The eighty-one-year-old author, in his first book, recalls his early life in Oregon and San Francisco, his varied occupations, and the joys of western America in the twenties and thirties
First I read Clyde Rice's Night Freight - such a remarkable book. Then I read Heaven in the Eye (really 4 1/2 stars). Another hard-to-put down memoir of the author and his first wife in Portland, Oregon and the San Francisco area in the 1920s and '30s. Living literally on a dime. Rice wrote his memoirs late in life. He looks back at himself with amusement, affection and criticism. He writes of some events in his life you'd probably keep to yourself. He was unfaithful, naive, and couldn't support his wife and child adequately during the Great Depression. Additionally, he was a dreamer and a failure. He either lost jobs and failed in attempts to start his own businesses or, if he became successful,such as on the San Francisco ferries before the construction of the Golden Gate Bridge (an in-depth description any ferry buff will treasure),he quit. You will love his wife Nordi as he did. And you might wonder as I did, whether he suffered from some type of personality disorder. But his writing is beautiful. I looked forward to following his and his wife's lives at the end of each day.

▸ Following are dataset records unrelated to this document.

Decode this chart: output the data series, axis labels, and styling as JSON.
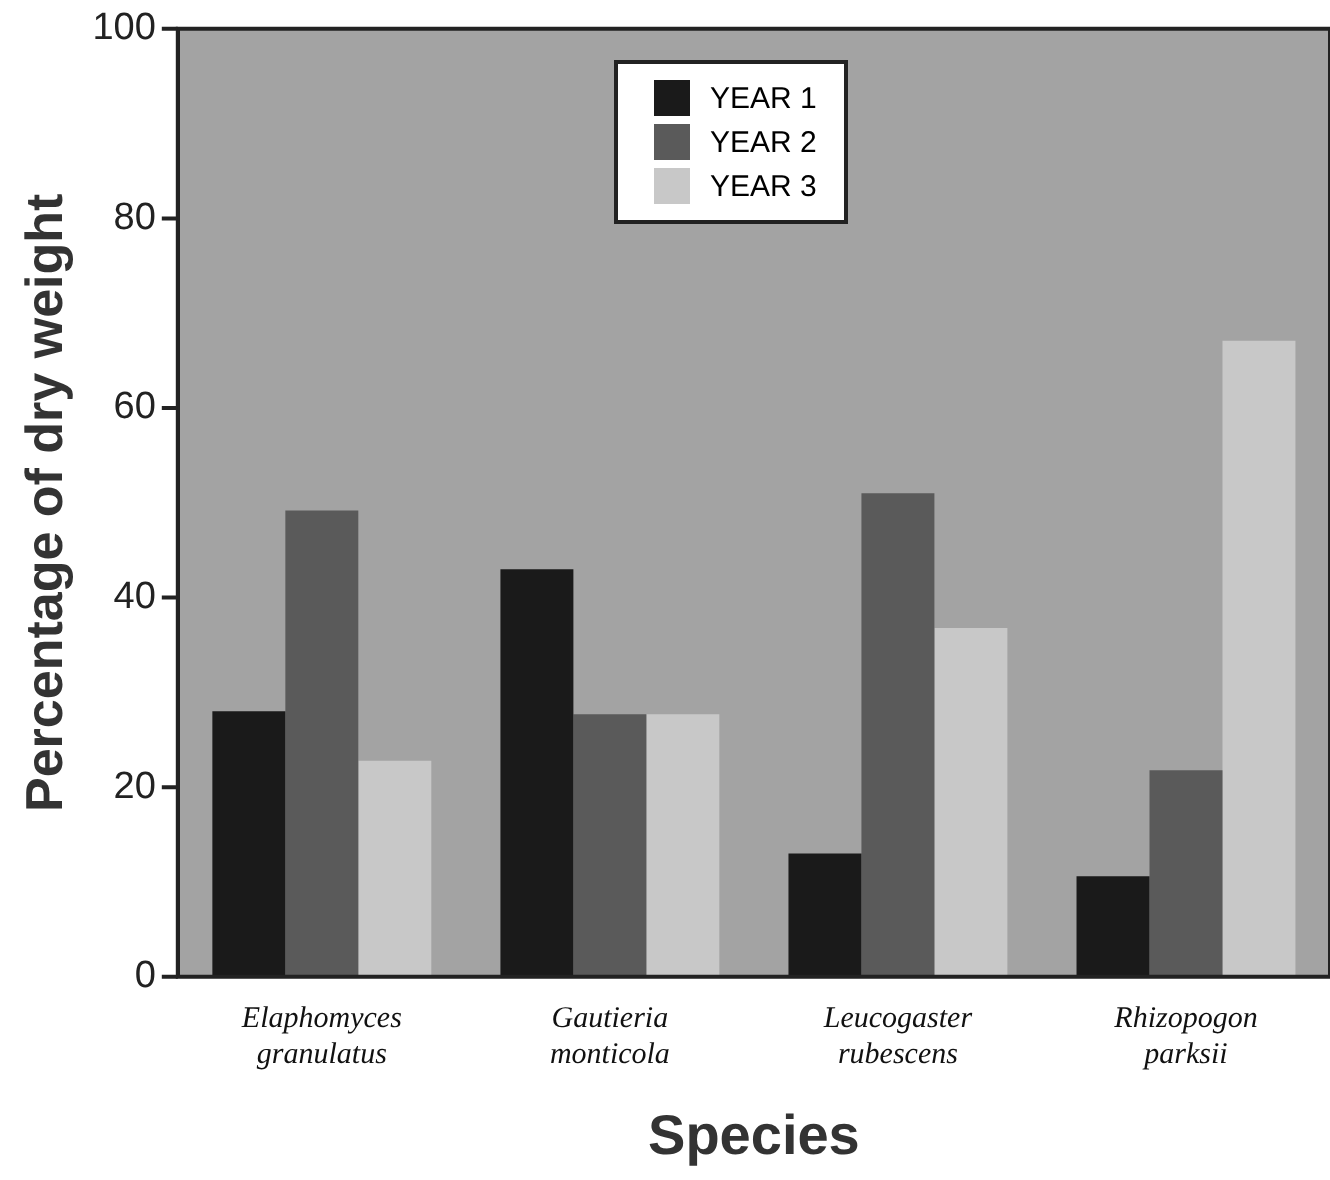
{
  "chart_data": {
    "type": "bar",
    "xlabel": "Species",
    "ylabel": "Percentage of dry weight",
    "categories": [
      "Elaphomyces granulatus",
      "Gautieria monticola",
      "Leucogaster rubescens",
      "Rhizopogon parksii"
    ],
    "series": [
      {
        "name": "YEAR 1",
        "color": "#1a1a1a",
        "values": [
          28,
          43,
          13,
          10.6
        ]
      },
      {
        "name": "YEAR 2",
        "color": "#5a5a5a",
        "values": [
          49.2,
          27.7,
          51,
          21.8
        ]
      },
      {
        "name": "YEAR 3",
        "color": "#c8c8c8",
        "values": [
          22.8,
          27.7,
          36.8,
          67.1
        ]
      }
    ],
    "ylim": [
      0,
      100
    ],
    "yticks": [
      0,
      20,
      40,
      60,
      80,
      100
    ],
    "grid": false,
    "legend": "top"
  }
}
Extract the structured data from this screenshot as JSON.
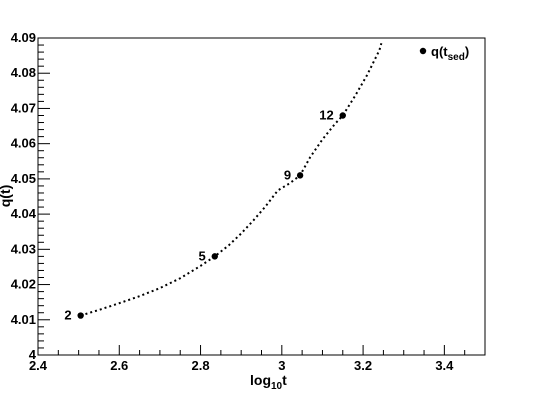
{
  "chart_data": {
    "type": "scatter",
    "title": "",
    "xlabel": "log",
    "xlabel_sub": "10",
    "xlabel_tail": "t",
    "ylabel": "q(t)",
    "xlim": [
      2.4,
      3.5
    ],
    "ylim": [
      4.0,
      4.09
    ],
    "x_ticks": [
      2.4,
      2.6,
      2.8,
      3.0,
      3.2,
      3.4
    ],
    "x_tick_labels": [
      "2.4",
      "2.6",
      "2.8",
      "3",
      "3.2",
      "3.4"
    ],
    "y_ticks": [
      4.0,
      4.01,
      4.02,
      4.03,
      4.04,
      4.05,
      4.06,
      4.07,
      4.08,
      4.09
    ],
    "y_tick_labels": [
      "4",
      "4.01",
      "4.02",
      "4.03",
      "4.04",
      "4.05",
      "4.06",
      "4.07",
      "4.08",
      "4.09"
    ],
    "grid": false,
    "legend_position": "top-right",
    "series": [
      {
        "legend_main": "q(t",
        "legend_sub": "sed",
        "legend_tail": ")",
        "marker": "circle",
        "color": "#000000",
        "points": [
          {
            "x": 2.505,
            "y": 4.0112,
            "label": "2"
          },
          {
            "x": 2.835,
            "y": 4.028,
            "label": "5"
          },
          {
            "x": 3.045,
            "y": 4.051,
            "label": "9"
          },
          {
            "x": 3.15,
            "y": 4.068,
            "label": "12"
          }
        ]
      }
    ],
    "fit_curve": {
      "style": "dotted",
      "color": "#000000",
      "x": [
        2.505,
        2.55,
        2.6,
        2.65,
        2.7,
        2.75,
        2.8,
        2.835,
        2.87,
        2.9,
        2.93,
        2.96,
        2.99,
        3.02,
        3.045,
        3.07,
        3.1,
        3.13,
        3.15,
        3.18,
        3.21,
        3.24,
        3.245
      ],
      "y": [
        4.0112,
        4.0128,
        4.0147,
        4.0167,
        4.019,
        4.0218,
        4.0253,
        4.028,
        4.0312,
        4.0345,
        4.0382,
        4.0422,
        4.0467,
        4.0488,
        4.051,
        4.0562,
        4.0612,
        4.0655,
        4.068,
        4.0735,
        4.0795,
        4.0865,
        4.0885
      ]
    }
  }
}
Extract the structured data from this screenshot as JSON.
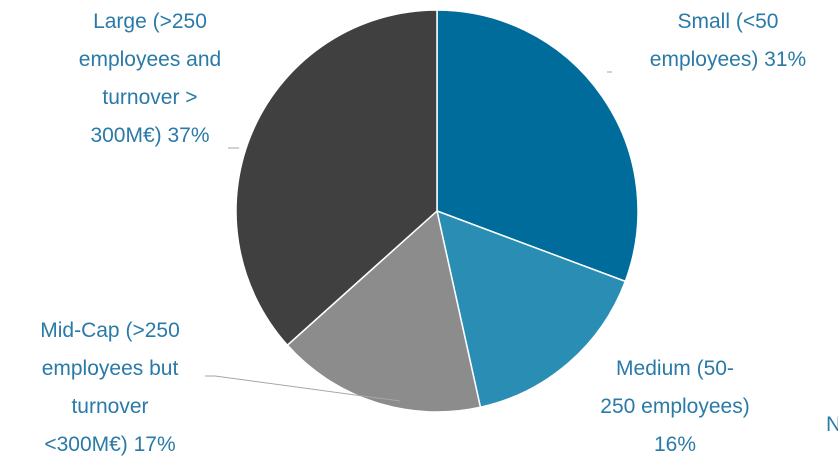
{
  "chart_data": {
    "type": "pie",
    "labels": [
      "Small (<50\nemployees) 31%",
      "Medium (50-\n250 employees)\n16%",
      "Mid-Cap (>250\nemployees but\nturnover\n<300M€) 17%",
      "Large (>250\nemployees and\nturnover >\n300M€) 37%"
    ],
    "values": [
      31,
      16,
      17,
      37
    ],
    "colors": [
      "#006c9c",
      "#2a8db3",
      "#8c8c8c",
      "#404040"
    ],
    "annotation": "N"
  }
}
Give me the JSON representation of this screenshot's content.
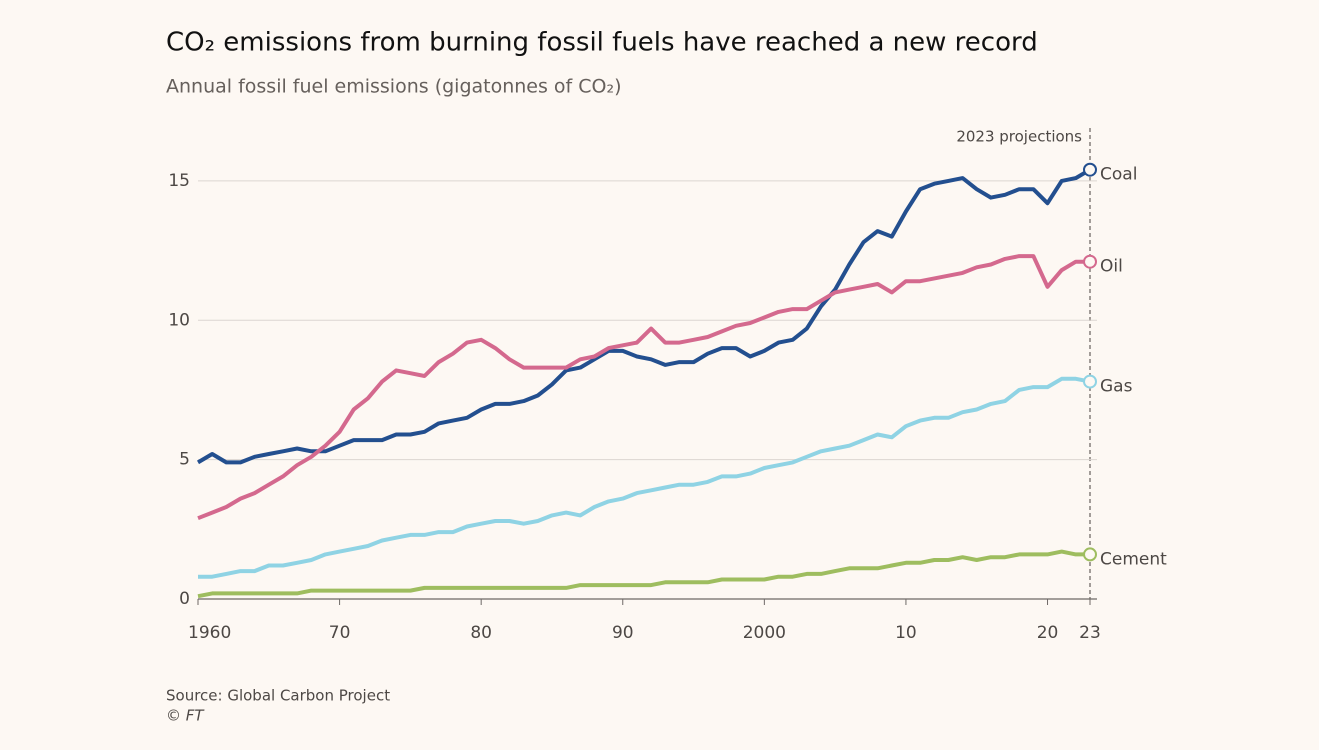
{
  "chart_data": {
    "type": "line",
    "title": "CO₂ emissions from burning fossil fuels have reached a new record",
    "subtitle": "Annual fossil fuel emissions (gigatonnes of CO₂)",
    "annotation": "2023 projections",
    "source": "Source: Global Carbon Project",
    "credit": "© FT",
    "x": [
      1960,
      1961,
      1962,
      1963,
      1964,
      1965,
      1966,
      1967,
      1968,
      1969,
      1970,
      1971,
      1972,
      1973,
      1974,
      1975,
      1976,
      1977,
      1978,
      1979,
      1980,
      1981,
      1982,
      1983,
      1984,
      1985,
      1986,
      1987,
      1988,
      1989,
      1990,
      1991,
      1992,
      1993,
      1994,
      1995,
      1996,
      1997,
      1998,
      1999,
      2000,
      2001,
      2002,
      2003,
      2004,
      2005,
      2006,
      2007,
      2008,
      2009,
      2010,
      2011,
      2012,
      2013,
      2014,
      2015,
      2016,
      2017,
      2018,
      2019,
      2020,
      2021,
      2022,
      2023
    ],
    "series": [
      {
        "name": "Coal",
        "color": "#234f8f",
        "values": [
          4.9,
          5.2,
          4.9,
          4.9,
          5.1,
          5.2,
          5.3,
          5.4,
          5.3,
          5.3,
          5.5,
          5.7,
          5.7,
          5.7,
          5.9,
          5.9,
          6.0,
          6.3,
          6.4,
          6.5,
          6.8,
          7.0,
          7.0,
          7.1,
          7.3,
          7.7,
          8.2,
          8.3,
          8.6,
          8.9,
          8.9,
          8.7,
          8.6,
          8.4,
          8.5,
          8.5,
          8.8,
          9.0,
          9.0,
          8.7,
          8.9,
          9.2,
          9.3,
          9.7,
          10.5,
          11.1,
          12.0,
          12.8,
          13.2,
          13.0,
          13.9,
          14.7,
          14.9,
          15.0,
          15.1,
          14.7,
          14.4,
          14.5,
          14.7,
          14.7,
          14.2,
          15.0,
          15.1,
          15.4
        ]
      },
      {
        "name": "Oil",
        "color": "#d4698e",
        "values": [
          2.9,
          3.1,
          3.3,
          3.6,
          3.8,
          4.1,
          4.4,
          4.8,
          5.1,
          5.5,
          6.0,
          6.8,
          7.2,
          7.8,
          8.2,
          8.1,
          8.0,
          8.5,
          8.8,
          9.2,
          9.3,
          9.0,
          8.6,
          8.3,
          8.3,
          8.3,
          8.3,
          8.6,
          8.7,
          9.0,
          9.1,
          9.2,
          9.7,
          9.2,
          9.2,
          9.3,
          9.4,
          9.6,
          9.8,
          9.9,
          10.1,
          10.3,
          10.4,
          10.4,
          10.7,
          11.0,
          11.1,
          11.2,
          11.3,
          11.0,
          11.4,
          11.4,
          11.5,
          11.6,
          11.7,
          11.9,
          12.0,
          12.2,
          12.3,
          12.3,
          11.2,
          11.8,
          12.1,
          12.1
        ]
      },
      {
        "name": "Gas",
        "color": "#8fd3e4",
        "values": [
          0.8,
          0.8,
          0.9,
          1.0,
          1.0,
          1.2,
          1.2,
          1.3,
          1.4,
          1.6,
          1.7,
          1.8,
          1.9,
          2.1,
          2.2,
          2.3,
          2.3,
          2.4,
          2.4,
          2.6,
          2.7,
          2.8,
          2.8,
          2.7,
          2.8,
          3.0,
          3.1,
          3.0,
          3.3,
          3.5,
          3.6,
          3.8,
          3.9,
          4.0,
          4.1,
          4.1,
          4.2,
          4.4,
          4.4,
          4.5,
          4.7,
          4.8,
          4.9,
          5.1,
          5.3,
          5.4,
          5.5,
          5.7,
          5.9,
          5.8,
          6.2,
          6.4,
          6.5,
          6.5,
          6.7,
          6.8,
          7.0,
          7.1,
          7.5,
          7.6,
          7.6,
          7.9,
          7.9,
          7.8
        ]
      },
      {
        "name": "Cement",
        "color": "#9ebd5f",
        "values": [
          0.1,
          0.2,
          0.2,
          0.2,
          0.2,
          0.2,
          0.2,
          0.2,
          0.3,
          0.3,
          0.3,
          0.3,
          0.3,
          0.3,
          0.3,
          0.3,
          0.4,
          0.4,
          0.4,
          0.4,
          0.4,
          0.4,
          0.4,
          0.4,
          0.4,
          0.4,
          0.4,
          0.5,
          0.5,
          0.5,
          0.5,
          0.5,
          0.5,
          0.6,
          0.6,
          0.6,
          0.6,
          0.7,
          0.7,
          0.7,
          0.7,
          0.8,
          0.8,
          0.9,
          0.9,
          1.0,
          1.1,
          1.1,
          1.1,
          1.2,
          1.3,
          1.3,
          1.4,
          1.4,
          1.5,
          1.4,
          1.5,
          1.5,
          1.6,
          1.6,
          1.6,
          1.7,
          1.6,
          1.6
        ]
      }
    ],
    "xlim": [
      1960,
      2023
    ],
    "xticks": [
      1960,
      {
        "value": 1970,
        "label": "70"
      },
      {
        "value": 1980,
        "label": "80"
      },
      {
        "value": 1990,
        "label": "90"
      },
      2000,
      {
        "value": 2010,
        "label": "10"
      },
      {
        "value": 2020,
        "label": "20"
      },
      {
        "value": 2023,
        "label": "23"
      }
    ],
    "ylim": [
      0,
      16
    ],
    "yticks": [
      0,
      5,
      10,
      15
    ],
    "grid": true
  }
}
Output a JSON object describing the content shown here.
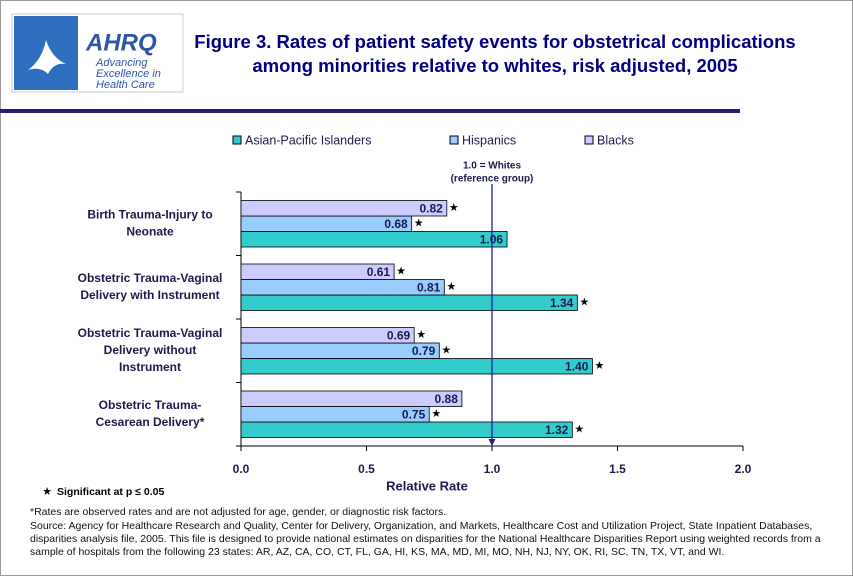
{
  "logo": {
    "name": "AHRQ",
    "tagline": [
      "Advancing",
      "Excellence in",
      "Health Care"
    ]
  },
  "chart_data": {
    "type": "hbar",
    "title": [
      "Figure 3. Rates of patient safety events for obstetrical complications",
      "among minorities relative to whites, risk adjusted, 2005"
    ],
    "categories": [
      [
        "Birth Trauma-Injury to",
        "Neonate"
      ],
      [
        "Obstetric Trauma-Vaginal",
        "Delivery with Instrument"
      ],
      [
        "Obstetric Trauma-Vaginal",
        "Delivery without",
        "Instrument"
      ],
      [
        "Obstetric Trauma-",
        "Cesarean Delivery*"
      ]
    ],
    "series": [
      {
        "name": "Asian-Pacific Islanders",
        "color": "#33cccc",
        "values": [
          1.06,
          1.34,
          1.4,
          1.32
        ],
        "value_labels": [
          "1.06",
          "1.34",
          "1.40",
          "1.32"
        ],
        "significant": [
          false,
          true,
          true,
          true
        ]
      },
      {
        "name": "Hispanics",
        "color": "#99ccff",
        "values": [
          0.68,
          0.81,
          0.79,
          0.75
        ],
        "value_labels": [
          "0.68",
          "0.81",
          "0.79",
          "0.75"
        ],
        "significant": [
          true,
          true,
          true,
          true
        ]
      },
      {
        "name": "Blacks",
        "color": "#ccccff",
        "values": [
          0.82,
          0.61,
          0.69,
          0.88
        ],
        "value_labels": [
          "0.82",
          "0.61",
          "0.69",
          "0.88"
        ],
        "significant": [
          true,
          true,
          true,
          false
        ]
      }
    ],
    "xlim": [
      0,
      2
    ],
    "xticks": [
      {
        "value": 0,
        "label": "0.0"
      },
      {
        "value": 0.5,
        "label": "0.5"
      },
      {
        "value": 1,
        "label": "1.0"
      },
      {
        "value": 1.5,
        "label": "1.5"
      },
      {
        "value": 2,
        "label": "2.0"
      }
    ],
    "xlabel": "Relative Rate",
    "reference_line": {
      "value": 1,
      "label": [
        "1.0 = Whites",
        "(reference group)"
      ]
    },
    "significance_symbol": "★",
    "significance_note": "Significant at p ≤ 0.05",
    "footnotes": [
      "*Rates are observed rates and are not adjusted for age, gender, or diagnostic risk factors.",
      "Source: Agency for Healthcare Research and Quality, Center for Delivery, Organization, and Markets, Healthcare Cost and Utilization Project, State Inpatient Databases, disparities analysis file, 2005. This file is designed to provide national estimates on disparities for the National Healthcare Disparities Report using weighted records from a sample of hospitals from the following 23 states: AR, AZ, CA, CO, CT, FL, GA, HI, KS, MA, MD, MI, MO, NH, NJ, NY, OK, RI, SC, TN, TX, VT, and WI."
    ]
  }
}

And when I finished it, I wanted to know what happened after he and his family moved back to Oregon in 1937. And that is continued in Nordi's Gift.
One of the pivotal books I've ever read. Took me right along with it. Left me wishing for a simpler life and missing my grandparents even more than I knew.
Clyde Rice, brings himself through life on the road, as a 'hippie' or Hoover Ville resident with his wife of many years. He has more ideas that do not 'make it', but he gets on at jobs on the ferry, etc. He is really an artist at heart, and drags, rocks dreams all over Marin County and south. It's a book of antidotes, that are linked together by this ever delving individual and adventures. It's good to lay it down once in a while but pick it back up.